Figure 1. # pmcstat -S instructions -T -w 5

This looks like the contention is in the mutexes protecting socket receive and the TCP output path. Sure, but why is it contending?

The problem with doing it based on instructions retired is that it hides any issues to do with stalls. There's a bunch of sources of potential stalls - memory reads, memory writes, stuff not being in cache but being needed for instructions that are running. They're generally either side-effects of operations not being able to complete in time (eg if you have a whole lot of completed operations that need to push stuff out to memory to continue, but there's no free bandwidth to queue memory writes) but sometimes it's just from straight bulk memory copies.

If you're interested about the Intel microarchitecture and how all of these pieces fit together to process an instruction stream in parallel, with all of the memory controller paths coming in and out, have a read of this: .

Ok, so let's look at general stalls. There's a bunch of L1, L2, LLC (last level cache, think "L3" here) operations that can be looked at, as well as stuff that FreeBSD's PMC framework doesn't support  - notably some of the stuff on the "uncore" - the shared cache and pipelines between all cores on a socket. It supports the events implemented using MSRs, but not events implemented using the PCIe configuration space.

So, without further ado:

Figure 2. # pmcstat -S RESOURCE_STALLS.ANY -T -w 5
Yup. This looks much more like what I'd expect. The CPU is stalled doing copyout(). This is a mostly-read() workload, so that's what I'd expect. mb_free_ext() is interesting; I'll go look at that.

Now, copyout() is doing a bulk copy. So, yes - I'd expect that to be hurting. mb_free_ext() shouldn't be doing very much work though - I'll do some digging to see what's going on there.

The final output is from the Intel performance tuning overview tools. You can find them here - . There's a nice overview tool (pcm.x) which will output the basic system overview. I like this; it gives a very simple overview of how efficient things are.
Figure 3. "pmc.x 1" running on FreeBSD-10.

Now, this isn't a stock version of pcm.x - I've hacked it up to look slightly saner when doing live reporting - but it still provides exactly the same output in that format. Note the instructions per CPU cycle and the amount of cache misses. It's .. very inefficient. Tsk.

So in summary - don't just do instruction count based profiling. You want to establish whether there are any memory and cache bottlenecks. If you're doing HPC, you want to also check to see if you're hitting SSE, FPU, divider unit and other kinds of math processing stalls.

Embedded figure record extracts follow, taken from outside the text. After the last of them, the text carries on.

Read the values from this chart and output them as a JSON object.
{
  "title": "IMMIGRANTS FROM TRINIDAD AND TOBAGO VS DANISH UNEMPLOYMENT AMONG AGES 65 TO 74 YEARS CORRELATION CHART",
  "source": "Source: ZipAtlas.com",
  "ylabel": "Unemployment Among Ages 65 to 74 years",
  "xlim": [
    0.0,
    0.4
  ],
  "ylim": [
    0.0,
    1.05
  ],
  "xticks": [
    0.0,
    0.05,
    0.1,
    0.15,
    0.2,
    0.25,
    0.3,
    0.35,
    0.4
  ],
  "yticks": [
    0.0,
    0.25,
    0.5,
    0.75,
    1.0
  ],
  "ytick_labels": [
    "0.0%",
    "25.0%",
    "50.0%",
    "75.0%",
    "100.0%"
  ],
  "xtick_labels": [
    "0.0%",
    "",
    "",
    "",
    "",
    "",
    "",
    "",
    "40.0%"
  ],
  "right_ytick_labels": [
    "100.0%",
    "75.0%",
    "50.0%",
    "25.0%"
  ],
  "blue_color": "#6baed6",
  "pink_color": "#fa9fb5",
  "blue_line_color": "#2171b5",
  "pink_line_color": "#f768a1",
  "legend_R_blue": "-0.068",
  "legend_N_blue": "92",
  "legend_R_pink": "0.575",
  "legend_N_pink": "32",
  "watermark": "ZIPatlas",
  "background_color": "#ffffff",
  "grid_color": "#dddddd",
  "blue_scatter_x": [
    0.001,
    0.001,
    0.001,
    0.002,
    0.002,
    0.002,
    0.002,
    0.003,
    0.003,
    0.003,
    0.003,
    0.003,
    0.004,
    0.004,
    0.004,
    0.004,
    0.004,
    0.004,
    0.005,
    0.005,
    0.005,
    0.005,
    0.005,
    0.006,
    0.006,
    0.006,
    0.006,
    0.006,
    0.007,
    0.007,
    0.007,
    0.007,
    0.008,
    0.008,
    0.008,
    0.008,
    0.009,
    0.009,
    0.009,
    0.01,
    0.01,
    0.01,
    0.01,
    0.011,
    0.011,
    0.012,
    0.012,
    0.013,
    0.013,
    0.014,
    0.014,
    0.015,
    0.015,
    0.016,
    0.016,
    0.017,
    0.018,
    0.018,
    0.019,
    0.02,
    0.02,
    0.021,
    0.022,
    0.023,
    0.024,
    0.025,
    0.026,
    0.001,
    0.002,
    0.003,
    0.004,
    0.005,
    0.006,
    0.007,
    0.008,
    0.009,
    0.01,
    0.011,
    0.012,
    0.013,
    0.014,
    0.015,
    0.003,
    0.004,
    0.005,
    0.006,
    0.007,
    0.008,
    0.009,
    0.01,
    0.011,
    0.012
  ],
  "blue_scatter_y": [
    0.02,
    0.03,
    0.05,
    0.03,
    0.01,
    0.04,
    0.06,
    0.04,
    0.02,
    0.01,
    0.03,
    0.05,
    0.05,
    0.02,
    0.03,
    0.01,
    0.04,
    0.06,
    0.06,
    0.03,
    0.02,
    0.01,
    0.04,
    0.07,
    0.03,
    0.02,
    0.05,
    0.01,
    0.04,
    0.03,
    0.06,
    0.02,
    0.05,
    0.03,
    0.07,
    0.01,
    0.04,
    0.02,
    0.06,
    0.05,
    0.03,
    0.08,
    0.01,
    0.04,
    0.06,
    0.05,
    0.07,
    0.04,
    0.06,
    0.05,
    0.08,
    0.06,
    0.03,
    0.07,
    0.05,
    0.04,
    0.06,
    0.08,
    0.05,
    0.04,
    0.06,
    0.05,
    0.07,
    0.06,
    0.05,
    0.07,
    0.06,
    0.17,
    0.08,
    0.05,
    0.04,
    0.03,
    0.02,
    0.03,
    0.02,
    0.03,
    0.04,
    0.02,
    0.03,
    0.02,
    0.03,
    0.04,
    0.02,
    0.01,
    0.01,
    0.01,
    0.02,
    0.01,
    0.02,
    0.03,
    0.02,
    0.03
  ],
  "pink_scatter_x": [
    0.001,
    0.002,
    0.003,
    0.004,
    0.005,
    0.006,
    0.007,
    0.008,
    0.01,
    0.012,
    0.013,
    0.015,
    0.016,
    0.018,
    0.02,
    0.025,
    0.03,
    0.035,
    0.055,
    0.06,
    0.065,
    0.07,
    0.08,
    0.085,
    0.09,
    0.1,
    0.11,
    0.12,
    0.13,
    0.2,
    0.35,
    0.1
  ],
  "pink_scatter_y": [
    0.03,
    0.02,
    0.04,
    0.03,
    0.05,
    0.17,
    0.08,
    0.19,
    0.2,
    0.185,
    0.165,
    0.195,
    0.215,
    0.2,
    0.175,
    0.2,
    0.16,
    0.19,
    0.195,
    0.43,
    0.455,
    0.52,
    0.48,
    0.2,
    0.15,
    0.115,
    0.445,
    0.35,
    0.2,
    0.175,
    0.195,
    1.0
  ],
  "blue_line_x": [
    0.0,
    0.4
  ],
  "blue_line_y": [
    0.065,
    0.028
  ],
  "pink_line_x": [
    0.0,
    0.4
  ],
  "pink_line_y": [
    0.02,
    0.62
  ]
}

Now - what would I like to see in FreeBSD?

  • The hwpmc framework needs to grow support for more of the socket and system events - right now it's very "core" focused.
  • Some better top-level tools to provide a system summary like Intel's pcm.x tool would be nice.
  • Some better documentation (read: better than just this wiki page!) looking at how to actually profile and understand system behaviour would be desirable.
  • .. and tying this into dtrace would be great too.
  • Once we get some (more) NUMA awareness, it would be great to have the uncore stuff reporting on things like QPI traffic, cache line and memory accesses from remote sockets/cores, and other stuff to do with NUMA allocation and awareness.
Mostly, however, I'd like to get this stuff into the hands of developers sooner rather than later so they can start running this as a normal day to day thing.